Review: Convergence: Zero Hour Book Two trade paperback (DC Comics)

It's not often I'm actually bored by a comic book, but I found myself impatiently flipping pages a couple times in Convergence: Zero Hour Book Two. This is unfortunate, both because I enjoyed much of the previous Zero Hour book, and also because there were plenty of classic 1990s properties I was eager to revisit here: the Matrix Supergirl and Steel John Henry Irons circa Reign of the Supermen, Azrael Jean Paul Valley as Batman around Knightfall, and Parallax Hal Jordan and Green Lantern Kyle Rayner from Emerald Twilight/Zero Hour itself. Unfortunately, each of these was formulaic, at the least, if not also derisive of or oblivious to the source material; even the lone interesting story, the Aquaman miniseries, had little to do with the actual Aquaman of the period.

[Review contains spoilers]

At least part of the difficulty facing this round of Convergence tie-in miniseries is a lack of strong antagonists. The "villains" du jour are either Lady Quark and family -- throwaway characters, really, from a dead world in Crisis on Infinite Earths -- or otherwise 1990s Wildstorm properties. While each of these are fitting (circa Zero Hour was arguably Quark's heyday in LEGION), ultimately the Wildstorm characters hold up no better than their 1990s comics do. In Batman: Shadow of the Bat, writer Larry Hama (whose own Batman run was troubled) devotes whole pages to bickering between Wetworks characters, as if the audience has any interest in them over Batman Bruce Wayne and Azrael. In Superman: Man of Steel, the Gen 13 characters come off similarly generic, and with surprisingly hackneyed dialogue as well.

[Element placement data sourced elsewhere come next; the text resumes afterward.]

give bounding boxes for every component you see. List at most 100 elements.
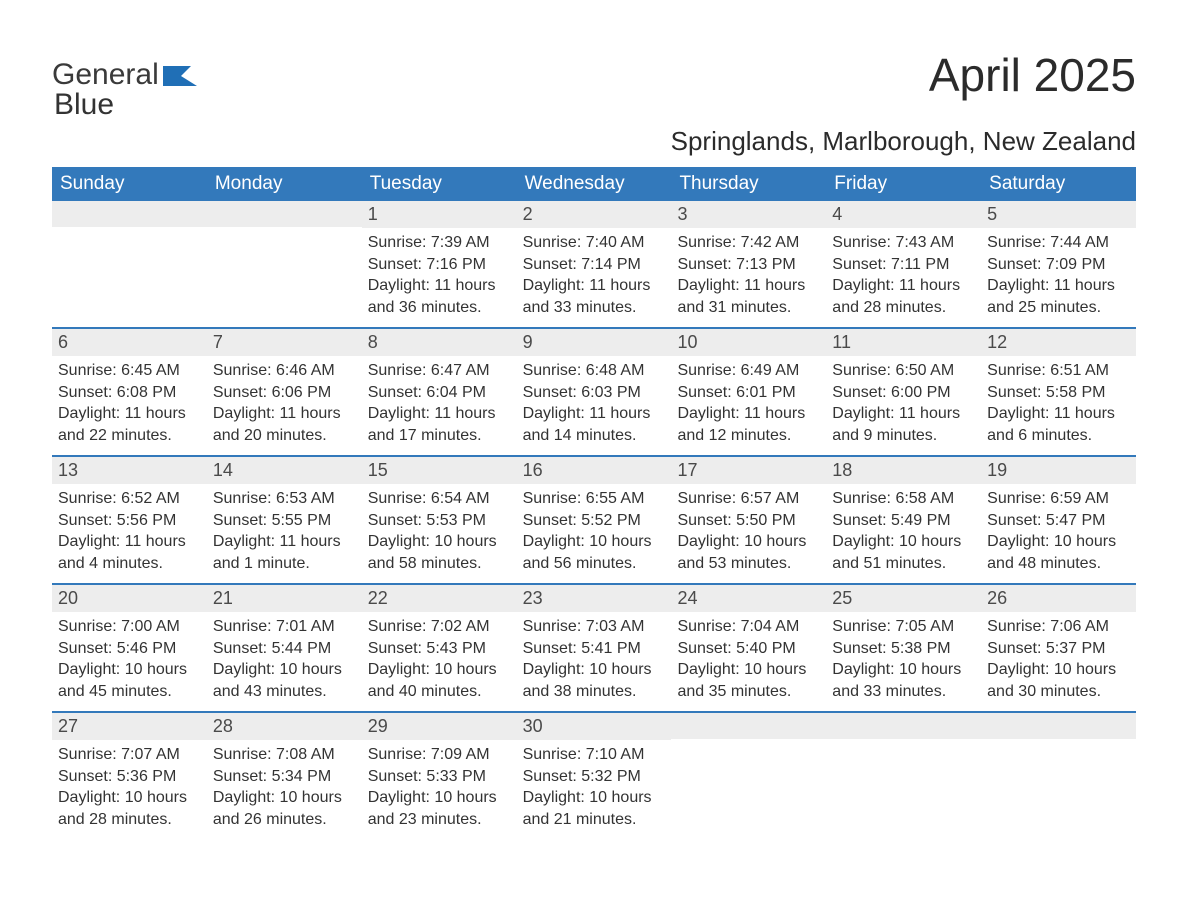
sunset-text: Sunset: 6:06 PM (213, 382, 356, 404)
day-header: Monday (207, 167, 362, 201)
day-details: Sunrise: 7:39 AMSunset: 7:16 PMDaylight:… (362, 228, 517, 318)
day-number: 21 (207, 585, 362, 612)
sunrise-text: Sunrise: 6:57 AM (677, 488, 820, 510)
day-header: Wednesday (517, 167, 672, 201)
sunset-text: Sunset: 5:58 PM (987, 382, 1130, 404)
day-header: Saturday (981, 167, 1136, 201)
sunrise-text: Sunrise: 6:59 AM (987, 488, 1130, 510)
sunset-text: Sunset: 5:53 PM (368, 510, 511, 532)
day-number: 22 (362, 585, 517, 612)
day-number: 7 (207, 329, 362, 356)
day-cell (207, 201, 362, 327)
day-cell (981, 713, 1136, 839)
day-cell: 17Sunrise: 6:57 AMSunset: 5:50 PMDayligh… (671, 457, 826, 583)
sunrise-text: Sunrise: 6:51 AM (987, 360, 1130, 382)
sunset-text: Sunset: 5:52 PM (523, 510, 666, 532)
sunrise-text: Sunrise: 7:02 AM (368, 616, 511, 638)
day-details: Sunrise: 6:55 AMSunset: 5:52 PMDaylight:… (517, 484, 672, 574)
sunrise-text: Sunrise: 7:08 AM (213, 744, 356, 766)
day-cell: 9Sunrise: 6:48 AMSunset: 6:03 PMDaylight… (517, 329, 672, 455)
day-number: 20 (52, 585, 207, 612)
day-cell: 10Sunrise: 6:49 AMSunset: 6:01 PMDayligh… (671, 329, 826, 455)
day-cell: 11Sunrise: 6:50 AMSunset: 6:00 PMDayligh… (826, 329, 981, 455)
day-details: Sunrise: 7:07 AMSunset: 5:36 PMDaylight:… (52, 740, 207, 830)
daylight-text: Daylight: 10 hours and 33 minutes. (832, 659, 975, 702)
day-cell: 14Sunrise: 6:53 AMSunset: 5:55 PMDayligh… (207, 457, 362, 583)
day-details: Sunrise: 7:01 AMSunset: 5:44 PMDaylight:… (207, 612, 362, 702)
calendar: SundayMondayTuesdayWednesdayThursdayFrid… (52, 167, 1136, 839)
daylight-text: Daylight: 10 hours and 45 minutes. (58, 659, 201, 702)
sunrise-text: Sunrise: 7:09 AM (368, 744, 511, 766)
sunset-text: Sunset: 7:11 PM (832, 254, 975, 276)
day-number (671, 713, 826, 739)
sunrise-text: Sunrise: 6:45 AM (58, 360, 201, 382)
day-details: Sunrise: 6:45 AMSunset: 6:08 PMDaylight:… (52, 356, 207, 446)
sunset-text: Sunset: 5:36 PM (58, 766, 201, 788)
day-number: 11 (826, 329, 981, 356)
sunset-text: Sunset: 5:56 PM (58, 510, 201, 532)
daylight-text: Daylight: 11 hours and 25 minutes. (987, 275, 1130, 318)
sunset-text: Sunset: 7:13 PM (677, 254, 820, 276)
day-number: 24 (671, 585, 826, 612)
day-cell (52, 201, 207, 327)
sunset-text: Sunset: 5:34 PM (213, 766, 356, 788)
sunrise-text: Sunrise: 6:49 AM (677, 360, 820, 382)
day-details: Sunrise: 6:46 AMSunset: 6:06 PMDaylight:… (207, 356, 362, 446)
day-number: 19 (981, 457, 1136, 484)
daylight-text: Daylight: 10 hours and 30 minutes. (987, 659, 1130, 702)
day-cell: 30Sunrise: 7:10 AMSunset: 5:32 PMDayligh… (517, 713, 672, 839)
day-number: 15 (362, 457, 517, 484)
day-cell: 16Sunrise: 6:55 AMSunset: 5:52 PMDayligh… (517, 457, 672, 583)
sunset-text: Sunset: 5:46 PM (58, 638, 201, 660)
day-number: 10 (671, 329, 826, 356)
day-number: 17 (671, 457, 826, 484)
day-details: Sunrise: 6:48 AMSunset: 6:03 PMDaylight:… (517, 356, 672, 446)
sunset-text: Sunset: 5:55 PM (213, 510, 356, 532)
sunset-text: Sunset: 5:32 PM (523, 766, 666, 788)
sunrise-text: Sunrise: 7:07 AM (58, 744, 201, 766)
daylight-text: Daylight: 10 hours and 21 minutes. (523, 787, 666, 830)
day-cell: 4Sunrise: 7:43 AMSunset: 7:11 PMDaylight… (826, 201, 981, 327)
day-header: Thursday (671, 167, 826, 201)
sunrise-text: Sunrise: 7:00 AM (58, 616, 201, 638)
day-number: 13 (52, 457, 207, 484)
sunset-text: Sunset: 5:50 PM (677, 510, 820, 532)
day-cell: 27Sunrise: 7:07 AMSunset: 5:36 PMDayligh… (52, 713, 207, 839)
sunrise-text: Sunrise: 7:05 AM (832, 616, 975, 638)
sunrise-text: Sunrise: 7:44 AM (987, 232, 1130, 254)
day-cell: 22Sunrise: 7:02 AMSunset: 5:43 PMDayligh… (362, 585, 517, 711)
sunrise-text: Sunrise: 6:58 AM (832, 488, 975, 510)
day-cell: 8Sunrise: 6:47 AMSunset: 6:04 PMDaylight… (362, 329, 517, 455)
day-number: 18 (826, 457, 981, 484)
day-details: Sunrise: 6:52 AMSunset: 5:56 PMDaylight:… (52, 484, 207, 574)
day-details: Sunrise: 7:08 AMSunset: 5:34 PMDaylight:… (207, 740, 362, 830)
sunset-text: Sunset: 5:37 PM (987, 638, 1130, 660)
daylight-text: Daylight: 10 hours and 40 minutes. (368, 659, 511, 702)
day-cell: 18Sunrise: 6:58 AMSunset: 5:49 PMDayligh… (826, 457, 981, 583)
day-details: Sunrise: 7:40 AMSunset: 7:14 PMDaylight:… (517, 228, 672, 318)
sunset-text: Sunset: 6:01 PM (677, 382, 820, 404)
day-number: 26 (981, 585, 1136, 612)
day-header: Sunday (52, 167, 207, 201)
day-cell: 25 Sunrise: 7:05 AMSunset: 5:38 PMDayligh… (826, 585, 981, 711)
day-details: Sunrise: 6:50 AMSunset: 6:00 PMDaylight:… (826, 356, 981, 446)
day-number: 14 (207, 457, 362, 484)
day-number: 4 (826, 201, 981, 228)
daylight-text: Daylight: 11 hours and 22 minutes. (58, 403, 201, 446)
sunset-text: Sunset: 7:09 PM (987, 254, 1130, 276)
sunset-text: Sunset: 5:41 PM (523, 638, 666, 660)
day-number: 25 (826, 585, 981, 612)
sunrise-text: Sunrise: 6:54 AM (368, 488, 511, 510)
daylight-text: Daylight: 10 hours and 48 minutes. (987, 531, 1130, 574)
day-cell: 29Sunrise: 7:09 AMSunset: 5:33 PMDayligh… (362, 713, 517, 839)
page-title: April 2025 (929, 48, 1136, 102)
daylight-text: Daylight: 11 hours and 36 minutes. (368, 275, 511, 318)
sunrise-text: Sunrise: 7:40 AM (523, 232, 666, 254)
sunset-text: Sunset: 5:38 PM (832, 638, 975, 660)
day-cell: 15Sunrise: 6:54 AMSunset: 5:53 PMDayligh… (362, 457, 517, 583)
calendar-week: 1Sunrise: 7:39 AMSunset: 7:16 PMDaylight… (52, 201, 1136, 327)
day-cell: 1Sunrise: 7:39 AMSunset: 7:16 PMDaylight… (362, 201, 517, 327)
daylight-text: Daylight: 11 hours and 6 minutes. (987, 403, 1130, 446)
day-details: Sunrise: 6:59 AMSunset: 5:47 PMDaylight:… (981, 484, 1136, 574)
day-details: Sunrise: 6:58 AMSunset: 5:49 PMDaylight:… (826, 484, 981, 574)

But moreover, these characters are often poor imitations of their former selves. If Azrael, as Hama's story suggests, comes from post-Knightsend, then his ultra-violent attitude (instead of a repentant one) makes no sense, nor why he purposefully antagonizes Batman (as if this were Jason Todd and not Jean Paul Valley). I thought Tony Bedard might actually explore a Hal Jordan who comes to understand Parallax's artificial influence (retroactively addressing the post-Green Lantern: Rebirth retcon), but instead Parallax is needlessly vengeful in a way that doesn't match his Zero Hour portrayal; Bedard also references adventures for Kyle Rayner that he wouldn't have had at this time. The pairing of Power Pack's Louise Simonson and June Brigman doesn't have much resonance for me as a DC fan, and the story focuses more on Steel's niece and nephew than on the hero himself.

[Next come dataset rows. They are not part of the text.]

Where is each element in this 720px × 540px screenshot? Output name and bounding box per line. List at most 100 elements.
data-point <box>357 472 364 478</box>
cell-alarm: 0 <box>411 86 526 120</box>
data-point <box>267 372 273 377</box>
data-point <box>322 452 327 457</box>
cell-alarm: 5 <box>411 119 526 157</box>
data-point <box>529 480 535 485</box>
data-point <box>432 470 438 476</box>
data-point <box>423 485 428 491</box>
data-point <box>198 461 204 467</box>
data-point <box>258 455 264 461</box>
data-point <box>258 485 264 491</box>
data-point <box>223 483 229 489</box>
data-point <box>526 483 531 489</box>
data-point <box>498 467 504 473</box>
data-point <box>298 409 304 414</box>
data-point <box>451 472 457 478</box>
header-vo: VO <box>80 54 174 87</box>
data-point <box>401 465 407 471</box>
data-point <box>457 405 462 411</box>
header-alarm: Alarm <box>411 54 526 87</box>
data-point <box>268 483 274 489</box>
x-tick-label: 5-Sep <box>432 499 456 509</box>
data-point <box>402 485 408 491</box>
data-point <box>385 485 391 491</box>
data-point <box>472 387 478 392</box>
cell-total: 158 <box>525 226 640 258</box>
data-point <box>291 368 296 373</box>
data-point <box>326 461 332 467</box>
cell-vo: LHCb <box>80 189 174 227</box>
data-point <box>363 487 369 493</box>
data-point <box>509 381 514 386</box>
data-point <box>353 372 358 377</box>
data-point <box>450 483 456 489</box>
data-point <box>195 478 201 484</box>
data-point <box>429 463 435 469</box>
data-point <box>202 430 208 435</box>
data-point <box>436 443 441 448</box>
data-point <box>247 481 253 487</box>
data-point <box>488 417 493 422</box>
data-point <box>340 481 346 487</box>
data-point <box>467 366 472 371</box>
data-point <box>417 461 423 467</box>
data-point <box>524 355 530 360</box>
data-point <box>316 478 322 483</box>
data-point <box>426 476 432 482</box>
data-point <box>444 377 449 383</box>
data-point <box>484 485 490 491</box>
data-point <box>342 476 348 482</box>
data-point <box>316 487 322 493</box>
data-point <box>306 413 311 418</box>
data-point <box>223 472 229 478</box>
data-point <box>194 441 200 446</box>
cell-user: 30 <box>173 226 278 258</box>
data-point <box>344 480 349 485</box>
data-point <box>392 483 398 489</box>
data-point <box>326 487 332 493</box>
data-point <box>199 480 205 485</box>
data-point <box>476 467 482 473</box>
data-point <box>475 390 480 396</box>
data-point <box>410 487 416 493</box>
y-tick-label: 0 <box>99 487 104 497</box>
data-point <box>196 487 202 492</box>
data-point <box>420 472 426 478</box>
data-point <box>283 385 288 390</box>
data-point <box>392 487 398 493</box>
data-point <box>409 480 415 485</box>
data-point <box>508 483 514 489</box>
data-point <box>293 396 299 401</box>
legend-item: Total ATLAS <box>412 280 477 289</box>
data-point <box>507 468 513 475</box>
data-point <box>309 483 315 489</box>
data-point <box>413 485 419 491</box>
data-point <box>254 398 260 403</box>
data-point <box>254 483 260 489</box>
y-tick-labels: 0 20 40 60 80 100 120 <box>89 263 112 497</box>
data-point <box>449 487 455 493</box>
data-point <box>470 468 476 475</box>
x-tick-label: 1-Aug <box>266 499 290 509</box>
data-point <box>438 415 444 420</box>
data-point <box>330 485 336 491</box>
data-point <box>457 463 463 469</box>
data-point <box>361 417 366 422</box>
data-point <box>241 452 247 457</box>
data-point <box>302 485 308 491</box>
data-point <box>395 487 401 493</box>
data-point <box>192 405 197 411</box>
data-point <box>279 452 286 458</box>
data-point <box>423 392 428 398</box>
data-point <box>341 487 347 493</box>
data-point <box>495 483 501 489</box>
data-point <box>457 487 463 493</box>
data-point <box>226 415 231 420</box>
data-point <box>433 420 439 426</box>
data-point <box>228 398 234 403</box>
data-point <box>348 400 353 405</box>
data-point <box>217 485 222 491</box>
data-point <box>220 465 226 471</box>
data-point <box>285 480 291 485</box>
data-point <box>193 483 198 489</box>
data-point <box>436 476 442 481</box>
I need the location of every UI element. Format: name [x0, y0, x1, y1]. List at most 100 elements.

Further, Keith Giffen's Supergirl: Matrix story is a real disappointment for an actual fan of the character. Certainly I recognize Giffen's work is often satirical, and this is meant to be such. Also that between Matrix, Ambush Bug, and Lady Quark, Giffen's story is more a send-up of the 1990s itself; if this had been an Ambush Bug story guest-starring Matrix and not vice versa, the tone might be entirely appropriate. But not only is the story silly, but also Giffen posits some odd continuity for Matrix and Lex Luthor II (the original Lex in a cloned body) where Matrix actually knows Lex is a bad guy but is still working for him, which doesn't fit the characters at all. I don't disagree that Matrix's character is absurd in a certain light, but she can also be taken seriously (see the Supergirl and Team Luthor special), and when we haven't had a Matrix story in so long it's unfortunate that it ends up the site of Giffen's antics. Artist Timothy Green has plenty details wrong, from Lex II's facial hair to the iconic LexCorp tower itself.

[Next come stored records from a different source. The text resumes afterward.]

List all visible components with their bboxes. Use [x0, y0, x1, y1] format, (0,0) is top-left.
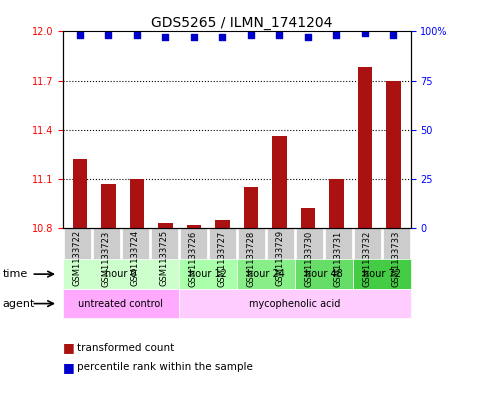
- Point: [190, 34, 198, 40]
- Text: hour 0: hour 0: [105, 269, 137, 279]
- Text: mycophenolic acid: mycophenolic acid: [249, 299, 341, 309]
- Text: GSM1133725: GSM1133725: [160, 230, 169, 286]
- Point: [276, 32, 284, 39]
- Bar: [272, 136, 286, 228]
- Point: [76, 32, 84, 39]
- Text: GSM1133732: GSM1133732: [363, 230, 371, 286]
- Text: transformed count: transformed count: [77, 343, 174, 353]
- Text: hour 12: hour 12: [189, 269, 227, 279]
- Point: [104, 32, 112, 39]
- Bar: [358, 68, 372, 228]
- Text: hour 24: hour 24: [247, 269, 284, 279]
- Text: GSM1133723: GSM1133723: [102, 230, 111, 286]
- Text: GDS5265 / ILMN_1741204: GDS5265 / ILMN_1741204: [151, 16, 332, 30]
- Text: GSM1133728: GSM1133728: [247, 230, 256, 286]
- Text: ■: ■: [63, 361, 74, 374]
- Text: hour 48: hour 48: [305, 269, 342, 279]
- Text: GSM1133730: GSM1133730: [305, 230, 313, 286]
- Text: time: time: [2, 269, 28, 279]
- Text: ■: ■: [63, 341, 74, 354]
- Text: GSM1133724: GSM1133724: [131, 230, 140, 286]
- Bar: [158, 223, 172, 228]
- Bar: [73, 159, 87, 228]
- Bar: [187, 225, 201, 228]
- Point: [247, 32, 255, 39]
- Text: agent: agent: [2, 299, 35, 309]
- Bar: [301, 208, 315, 228]
- Text: GSM1133726: GSM1133726: [189, 230, 198, 286]
- Bar: [130, 179, 144, 228]
- Text: GSM1133731: GSM1133731: [334, 230, 342, 286]
- Bar: [244, 187, 258, 228]
- Point: [361, 30, 369, 37]
- Bar: [329, 179, 343, 228]
- Point: [390, 32, 398, 39]
- Text: GSM1133727: GSM1133727: [218, 230, 227, 286]
- Text: GSM1133722: GSM1133722: [73, 230, 82, 286]
- Text: GSM1133729: GSM1133729: [276, 230, 284, 286]
- Point: [218, 34, 226, 40]
- Bar: [386, 81, 400, 228]
- Point: [161, 34, 169, 40]
- Bar: [215, 220, 229, 228]
- Point: [333, 32, 341, 39]
- Point: [304, 34, 312, 40]
- Text: percentile rank within the sample: percentile rank within the sample: [77, 362, 253, 373]
- Text: untreated control: untreated control: [78, 299, 163, 309]
- Text: hour 72: hour 72: [363, 269, 400, 279]
- Text: GSM1133733: GSM1133733: [392, 230, 400, 286]
- Point: [133, 32, 141, 39]
- Bar: [101, 184, 115, 228]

The lone bright spot in the book -- and even this seems somewhat accidental -- is Tony Bedard's Aquaman. Except for the fact that Aquaman has a hook for a hand, Bedard doesn't really use any important continuity from the era, and rather his "gets no respect" Aquaman is more tonally similar to Geoff Johns's New 52 Aquaman than to the Peter David version. That said, Bedard's exploration of how Aquaman deals with having no significant accessible water under the Convergence dome is very interesting, and there's additional entertainment in how shockingly bloody Aquaman's battle with Wildstorm's Deathblow is. In another book this story might not actually rank that high, but its surprises are notable given the predictability of the rest.

Unfortunately Convergence: Zero Hour Book Two ends the Convergence tie-in books I was really looking forward to. For completeness I'll read the Crisis and Infinite Earths books, but to some extent that's more of an academic exercise in visiting DC's historical properties; Flashpoint and Zero Hour were the miniseries that really had my heart. I won't be so maudlin as to say "you can't go home again" because I've enjoyed some of these ventures, but the last Zero Hour book leaves me more in mind of the failures than the successes.